PROJECT SUMMARY The single biggest risk factor for developing Parkinson’s disease is age, suggesting that age-related changes in the brain predispose to loss of dopamine (DA) neuron health and viability. Cell stressors such as oxidative stress and metabolic dysfunction increase with age in many species including humans, and DA neurons are particularly vulnerable to oxidative stress because of their high metabolic demands and intrinsic reactive oxygen species production. Despite a growing body of evidence linking elevated oxidative stress to aging and DA neuron degeneration, the role of oxidative stress-responsive signaling pathways in connecting this stress to enhanced DA neuron vulnerability with age are not well understood. Prior studies link activation of the HIF-1 (hypoxia-inducible factor-1) pathway to suppression of TOR (target of rapamycin) signaling and recent GWAS studies raise the possibility that the interaction of these pathways may be important in regulating lifespan, possibly in response to cellular stress signals. Key components of HIF-1/TOR signaling are also altered in human Parkinson’s disease substantia nigra DA neurons. The primary goal of this proposal is to determine whether age-related oxidative stress results in sustained upregulation of specific signaling mediators in the HIF-1/TOR signaling pathway that promote susceptibility of DA neurons to age- related death and limit organismal lifespan. Studies from multiple animal models including Drosophila indicate that TOR deregulation is a feature of nervous system aging and neurodegenerative disease.
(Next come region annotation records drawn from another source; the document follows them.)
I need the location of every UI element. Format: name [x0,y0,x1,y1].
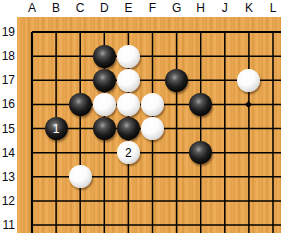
column-label-k: K [240,0,258,16]
stone-e15-black[interactable] [117,117,140,140]
column-label-j: J [216,0,234,16]
row-label-18: 18 [0,48,15,64]
go-board-panel: ABCDEFGHJKL191817161514131211 12 [0,0,281,233]
row-label-14: 14 [0,145,15,161]
stone-d18-black[interactable] [93,45,116,68]
stone-e18-white[interactable] [117,45,140,68]
stone-f16-white[interactable] [141,93,164,116]
column-label-a: A [23,0,41,16]
stone-d16-white[interactable] [93,93,116,116]
stone-c16-black[interactable] [69,93,92,116]
stone-c13-white[interactable] [69,165,92,188]
row-label-11: 11 [0,217,15,233]
column-label-l: L [264,0,281,16]
board-grid [0,0,281,233]
stone-e16-white[interactable] [117,93,140,116]
move-number-label: 1 [53,123,60,135]
row-label-17: 17 [0,72,15,88]
stone-f15-white[interactable] [141,117,164,140]
stone-g17-black[interactable] [165,69,188,92]
stone-b15-black[interactable]: 1 [45,117,68,140]
column-label-c: C [71,0,89,16]
stone-e14-white[interactable]: 2 [117,141,140,164]
stone-d17-black[interactable] [93,69,116,92]
column-label-h: H [192,0,210,16]
row-label-19: 19 [0,24,15,40]
row-label-12: 12 [0,193,15,209]
row-label-16: 16 [0,96,15,112]
column-label-e: E [119,0,137,16]
move-number-label: 2 [125,147,132,159]
stone-e17-white[interactable] [117,69,140,92]
column-label-g: G [168,0,186,16]
stone-d15-black[interactable] [93,117,116,140]
column-label-f: F [144,0,162,16]
row-label-13: 13 [0,169,15,185]
stone-h16-black[interactable] [189,93,212,116]
stone-k17-white[interactable] [237,69,260,92]
column-label-d: D [95,0,113,16]
row-label-15: 15 [0,121,15,137]
column-label-b: B [47,0,65,16]
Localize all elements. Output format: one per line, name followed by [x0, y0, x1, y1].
We will leverage the natural genetic variation in a collection of Drosophila genetic backgrounds that we find influences reactive oxygen species production, lifespan and DA neuron viability to achieve two primary goals: First, we will examine the effects of aging on brain expression of oxidative stress signaling mediators both in the whole brain as well as in specific vulnerable (i.e. DA) and spared neuronal populations. Second, we will determine the role of these signaling mediators on age-related DA neuron death and lifespan. These exploratory studies will pave the way for detailed characterization of how aging and age-related stress drives upstream regulators of this signaling pathway, and inform broader studies on the role of these signaling mediators in Parkinson’s disease neurodegeneration linked to additional genetic and environmental factors.

项目概要 患帕金森病的最大单一危险因素是年龄，这表明与年龄相关的 大脑的变化容易导致多巴胺 (DA) 神经元健康和活力的丧失。 在许多物种中，氧化应激和代谢功能障碍等随着年龄的增长而增加，包括 人类和 DA 神经元特别容易受到氧化应激，因为它们的高 尽管身体不断增长，但代谢需求和内在活性氧的产生。 有证据表明氧化应激升高与衰老和 DA 神经元变性有关，氧化应激的作用 压力响应信号通路将压力与增强的 DA 神经元脆弱性联系起来 之前的研究还不清楚 HIF-1（缺氧诱导因子 1）的激活与年龄的关系。 TOR（雷帕霉素靶标）信号传导抑制途径和最近的 GWAS 研究提出了 这些途径的相互作用可能对调节寿命很重要，可能在 对细胞应激信号的反应也发生了改变。 人类帕金森病黑质 DA 神经元 该提案的主要目标是 确定年龄相关的氧化应激是否导致特定信号持续上调 HIF-1/TOR 信号通路中的介质可促进 DA 神经元对衰老的敏感性 包括果蝇在内的多种动物模型的研究。 表明 TOR 失调是神经系统衰老和神经退行性疾病的一个特征。 我们将利用一系列果蝇遗传背景中的自然遗传变异， 我们发现影响活性氧产生、寿命和 DA 神经元活力以实现 两个主要目标：首先，我们将研究衰老对大脑氧化应激表达的影响 整个大脑以及特定弱势群体（即 DA）中的信号传导介质均未受影响 其次，我们将确定这些信号传导介质对年龄相关的作用。 这些探索性研究将为详细的 DA 神经元死亡和寿命铺平道路。 表征衰老和与年龄相关的压力如何驱动该信号的上游调节器 途径，并为有关这些信号传导介质在帕金森病中的作用的更广泛的研究提供信息 神经退行性疾病与其他遗传和环境因素有关。